If I had questions about sex I could ask her, she told me. We were Seventh Day Adventists, a strict and conservative religion. There was no need for me to learn about sex from my secular teachers. The same teachers waiting in the shadows to pluck kids like me off the straight and narrow path and join them on the road to damnation.
No, my mother said. The other option offered was independent study time in the school library.
“That’s perfect!” my mother decided. “When you were old enough I took you to the library myself and we looked at books about what goes on in your body, remember?” I did.
A week later I find I have the library to myself, being the only one not watching a condom put on a banana or whatever goes on in those things. The library did not have computers or many bells and whistles, but it did have Harry Potter.
Harry Potter was absolutely forbidden. By Seventh Day Adventists, by my mother, and all our godly congregation. A lot of things were forbidden growing up as a Seventh Day Adventist, but there was definitely a scale. Could you bring chicken to the potluck? Most of the church was vegetarian, but you could get away with being a Badventist, sure. But you would never ever ever see pork. That was REALLY forbidden. Sinful. Evil. Against. The. Rules.
And so was Harry Potter.
I had tried to read it before, in seventh grade. A dear friend loaned me the first book every day during geography. I was gifted at tuning out chaos and zoning into stories and plugged away one class period at a time. I didn’t get to finish before the year was over.
I was afraid keeping my sinful reading a secret would cause my family punishment of some kind. I also believed, as a Seventh Day Adventist, that there would be a period of ten thousand years after the end of the world where the holy could look at every single thing I ever did, thought or dreamt. They were going to find out I read the forbidden book eventually anyway, and the guilt was burning in my stomach. Or maybe that was acid reflux. I came clean about reading the witchcraft to my parents and church.
A year later, with a library free of peering Seventh Day Adventist eyes, I decided to sin again. In rebellion. For being the weird kid at school. Again. For all the restrictions and forbidden experiences off-limits to a good Adventist.

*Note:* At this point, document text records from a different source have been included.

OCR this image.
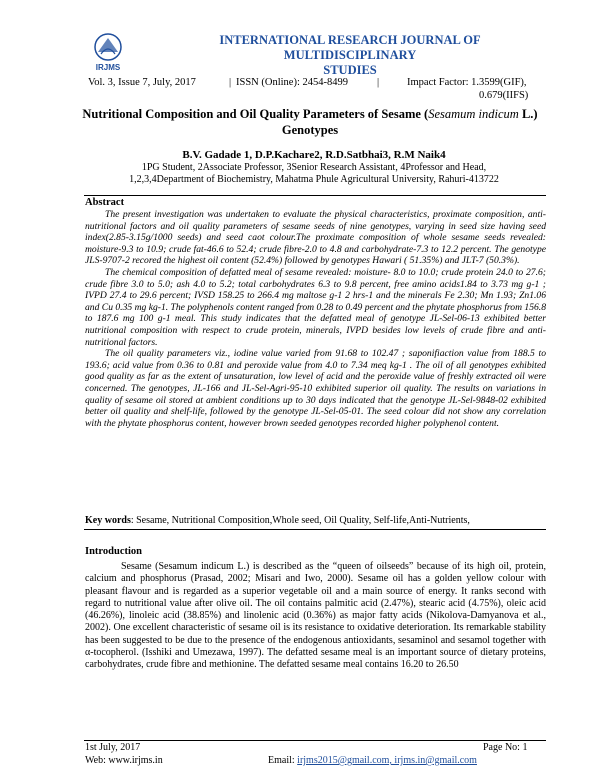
IRJMS
INTERNATIONAL RESEARCH JOURNAL OF MULTIDISCIPLINARY
STUDIES
Vol. 3, Issue 7, July, 2017	| ISSN (Online): 2454-8499	|	Impact Factor: 1.3599(GIF),
0.679(IIFS)
Nutritional Composition and Oil Quality Parameters of Sesame (Sesamum indicum L.) Genotypes
B.V. Gadade 1, D.P.Kachare2, R.D.Satbhai3, R.M Naik4
1PG Student, 2Associate Professor, 3Senior Research Assistant, 4Professor and Head,
1,2,3,4Department of Biochemistry, Mahatma Phule Agricultural University, Rahuri-413722
Abstract

The present investigation was undertaken to evaluate the physical characteristics, proximate composition, anti-nutritional factors and oil quality parameters of sesame seeds of nine genotypes, varying in seed size having seed index(2.85-3.15g/1000 seeds) and seed caot colour.The proximate composition of whole sesame seeds revealed: moisture-9.3 to 10.9; crude fat-46.6 to 52.4; crude fibre-2.0 to 4.8 and carbohydrate-7.3 to 12.2 percent. The genotype JLS-9707-2 recored the highest oil content (52.4%) followed by genotypes Hawari ( 51.35%) and JLT-7 (50.3%).

The chemical composition of defatted meal of sesame revealed: moisture- 8.0 to 10.0; crude protein 24.0 to 27.6; crude fibre 3.0 to 5.0; ash 4.0 to 5.2; total carbohydrates 6.3 to 9.8 percent, free amino acids1.84 to 3.73 mg g-1 ; IVPD 27.4 to 29.6 percent; IVSD 158.25 to 266.4 mg maltose g-1 2 hrs-1 and the minerals Fe 2.30; Mn 1.93; Zn1.06 and Cu 0.35 mg kg-1. The polyphenols content ranged from 0.28 to 0.49 percent and the phytate phosphorus from 156.8 to 187.6 mg 100 g-1 meal. This study indicates that the defatted meal of genotype JL-Sel-06-13 exhibited better nutritional composition with respect to crude protein, minerals, IVPD besides low levels of crude fibre and anti-nutritional factors.

The oil quality parameters viz., iodine value varied from 91.68 to 102.47 ; saponifiaction value from 188.5 to 193.6; acid value from 0.36 to 0.81 and peroxide value from 4.0 to 7.34 meq kg-1 . The oil of all genotypes exhibited good quality as far as the extent of unsaturation, low level of acid and the peroxide value of freshly extracted oil were concerned. The genotypes, JL-166 and JL-Sel-Agri-95-10 exhibited superior oil quality. The results on variations in quality of sesame oil stored at ambient conditions up to 30 days indicated that the genotype JL-Sel-9848-02 exhibited better oil quality and shelf-life, followed by the genotype JL-Sel-05-01. The seed colour did not show any correlation with the phytate phosphorus content, however brown seeded genotypes recorded higher polyphenol content.

Key words: Sesame, Nutritional Composition,Whole seed, Oil Quality, Self-life,Anti-Nutrients,
Introduction

Sesame (Sesamum indicum L.) is described as the “queen of oilseeds” because of its high oil, protein, calcium and phosphorus (Prasad, 2002; Misari and Iwo, 2000). Sesame oil has a golden yellow colour with pleasant flavour and is regarded as a superior vegetable oil and a main source of energy. It ranks second with regard to nutritional value after olive oil. The oil contains palmitic acid (2.47%), stearic acid (4.75%), oleic acid (46.26%), linoleic acid (38.85%) and linolenic acid (0.36%) as major fatty acids (Nikolova-Damyanova et al., 2002). One excellent characteristic of sesame oil is its resistance to oxidative deterioration. Its remarkable stability has been suggested to be due to the presence of the endogenous antioxidants, sesaminol and sesamol together with α-tocopherol. (Isshiki and Umezawa, 1997). The defatted sesame meal is an important source of dietary proteins, carbohydrates, crude fibre and methionine. The defatted sesame meal contains 16.20 to 26.50

1st July, 2017	Page No: 1
Web: www.irjms.in	Email: irjms2015@gmail.com, irjms.in@gmail.com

Anxiously I started at the beginning, reading cover to cover in two school days. I absorbed the second book and the rest of the series, all from my school library. The whole series binged in the time it took my classmates to learn what an ovary was. My fingernails were bitten to bleeding and still, I could not find the evil pagan witchcraft my church had warned us was the work of the devil. I had read carefully, examining plot lines closely and searching for double meanings, the whole time well aware future holy eternal beings would see my sin. A sin I already repented for once and here I was again, tearing through the gateway pages.
I was disappointed. It was well written but lacked satanic ceremony instructions. It didn’t seem so demonic to me. I wondered if this was reverse psychology. The build up and anticipation, the chapters read, one class at a time, each day wondering if today was the day I would read words from the devil. With all that to live up to, Snape’s whole arc was a bit anti-climactic.
It sucks when you’ve made this huge conscious decision to sin and try to earn some street cred by reading the devils books, and instead it’s all Hufflepuff and Quidditch and coming of age romance. If I wanted predictable, I would have picked up an Agatha Christie.
Twenty years later it is the secular world that hates J.K. Rowling rightfully so, for her transphobic hate. If she had shown the Seventh Day Adventists this side, they would have made reading the Harry Potter Series a Badge in our Pathfinders group (Seventh Day Adventist Girl Scouts).